3b. Run a linear regression of the Time on Wind columns, but only using data where Wind values that are nonpositive, and report the coefficients. Hint: use filter()
, and use the dot .
to pipe into the lm()
function appropriately.
3c. Plot the Time versus Wind columns, but only using data where Wind values that are nonpositive, and label the axes appropriately. Hint: recall that for a data frame, with columns colX
and colY
, you can use plot(colY ~ colX, data=df)
, to plot df$colY
versus df$colX
.
Challenge. Extend your code in the last part, still just using a single flow of pipe commands in total, to produce a plot but with the regression line on top. Hint: use the “tee” operator %T>%
so that the pipe doesn’t terminate after the call to plot()
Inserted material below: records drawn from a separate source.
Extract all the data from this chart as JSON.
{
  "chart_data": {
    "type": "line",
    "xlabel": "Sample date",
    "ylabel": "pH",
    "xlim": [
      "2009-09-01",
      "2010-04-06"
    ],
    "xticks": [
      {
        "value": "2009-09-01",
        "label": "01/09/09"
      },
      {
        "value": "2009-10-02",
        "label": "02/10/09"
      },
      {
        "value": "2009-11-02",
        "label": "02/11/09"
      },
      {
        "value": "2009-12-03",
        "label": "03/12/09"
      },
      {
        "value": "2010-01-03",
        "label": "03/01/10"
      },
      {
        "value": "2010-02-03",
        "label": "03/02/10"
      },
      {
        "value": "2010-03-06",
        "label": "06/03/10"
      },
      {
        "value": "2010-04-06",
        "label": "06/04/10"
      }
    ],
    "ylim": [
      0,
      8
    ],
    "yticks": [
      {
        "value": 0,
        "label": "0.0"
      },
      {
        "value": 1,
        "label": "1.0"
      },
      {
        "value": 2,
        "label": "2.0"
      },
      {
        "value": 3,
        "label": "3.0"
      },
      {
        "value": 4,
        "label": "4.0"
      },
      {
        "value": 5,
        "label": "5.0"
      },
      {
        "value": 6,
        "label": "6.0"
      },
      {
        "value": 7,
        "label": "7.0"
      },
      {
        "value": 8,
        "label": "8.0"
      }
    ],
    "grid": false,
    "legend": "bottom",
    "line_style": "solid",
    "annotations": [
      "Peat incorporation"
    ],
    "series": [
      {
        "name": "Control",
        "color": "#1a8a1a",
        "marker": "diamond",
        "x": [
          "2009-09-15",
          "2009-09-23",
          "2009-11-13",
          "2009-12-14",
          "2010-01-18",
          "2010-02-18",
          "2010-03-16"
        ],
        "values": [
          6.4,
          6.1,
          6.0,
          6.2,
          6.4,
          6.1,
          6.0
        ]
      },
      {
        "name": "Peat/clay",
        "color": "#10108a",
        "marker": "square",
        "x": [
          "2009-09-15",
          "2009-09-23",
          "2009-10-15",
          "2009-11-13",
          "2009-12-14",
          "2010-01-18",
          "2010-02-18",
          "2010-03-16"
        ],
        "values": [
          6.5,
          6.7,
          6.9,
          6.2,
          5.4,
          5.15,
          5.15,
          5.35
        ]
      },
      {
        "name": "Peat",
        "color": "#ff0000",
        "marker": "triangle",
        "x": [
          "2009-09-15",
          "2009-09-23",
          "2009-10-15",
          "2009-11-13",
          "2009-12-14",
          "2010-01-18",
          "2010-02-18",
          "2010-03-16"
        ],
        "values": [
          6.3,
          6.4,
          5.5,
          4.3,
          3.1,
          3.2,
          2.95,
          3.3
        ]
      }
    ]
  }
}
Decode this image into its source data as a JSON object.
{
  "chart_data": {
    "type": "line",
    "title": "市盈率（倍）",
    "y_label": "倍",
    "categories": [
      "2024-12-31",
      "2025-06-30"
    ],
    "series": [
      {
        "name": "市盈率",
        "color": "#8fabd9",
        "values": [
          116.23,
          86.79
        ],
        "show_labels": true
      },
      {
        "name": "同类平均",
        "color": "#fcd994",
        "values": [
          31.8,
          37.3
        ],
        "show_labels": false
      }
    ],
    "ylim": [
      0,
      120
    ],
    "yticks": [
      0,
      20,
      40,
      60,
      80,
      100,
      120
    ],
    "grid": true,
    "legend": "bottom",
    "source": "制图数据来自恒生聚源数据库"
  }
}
; we didn’t learn this in lecture, so you can look it up to read more about it.
3d. Reorder the rows in terms of increasing Wind, and then display only the women who ran at most 10.7 seconds. Hint: do this with one single flow of pipe commands; use arrange()
, filter()
.
3e. Now reorder the rows in terms of increasing Time, and then increasing Wind, and again display only the women who ran at most 10.7 seconds, but only display the Time, Wind, Name, and Date columns. Hint: a single flow of pipe commands will do; note that arrange()
can take multiple columns that you want to sort by, and the order you pass them specifies the priority.
Below we read in a data frame pros.df
containing measurements on men with prostate cancer, as seen in previous labs. As before, in what follows, use dplyr
and pipes to answer the following questions on pros.df
.
pros.df =
read.table("http://www.stat.cmu.edu/~ryantibs/statcomp-F19/data/pros.dat")
4a. Among the men whose lcp value is equal to the minimum value, report the lowest and highest lpsa score.
4b. Order the rows by decreasing age, then decreasing lpsa score, and display the rows from men who are older than 70, but only the age, lpsa, lcavol, and lweight columns.
4c. Run a linear regression of the lpsa on lcavol and lweight columns, but only using men whose lcp value is strictly larger than the minimum value, and report a summary of the fitted model.
4d. Extend your code in the last part, still just using a single flow of pipe commands in total, to extract the p-values associated with each of the coefficients in the fitted model.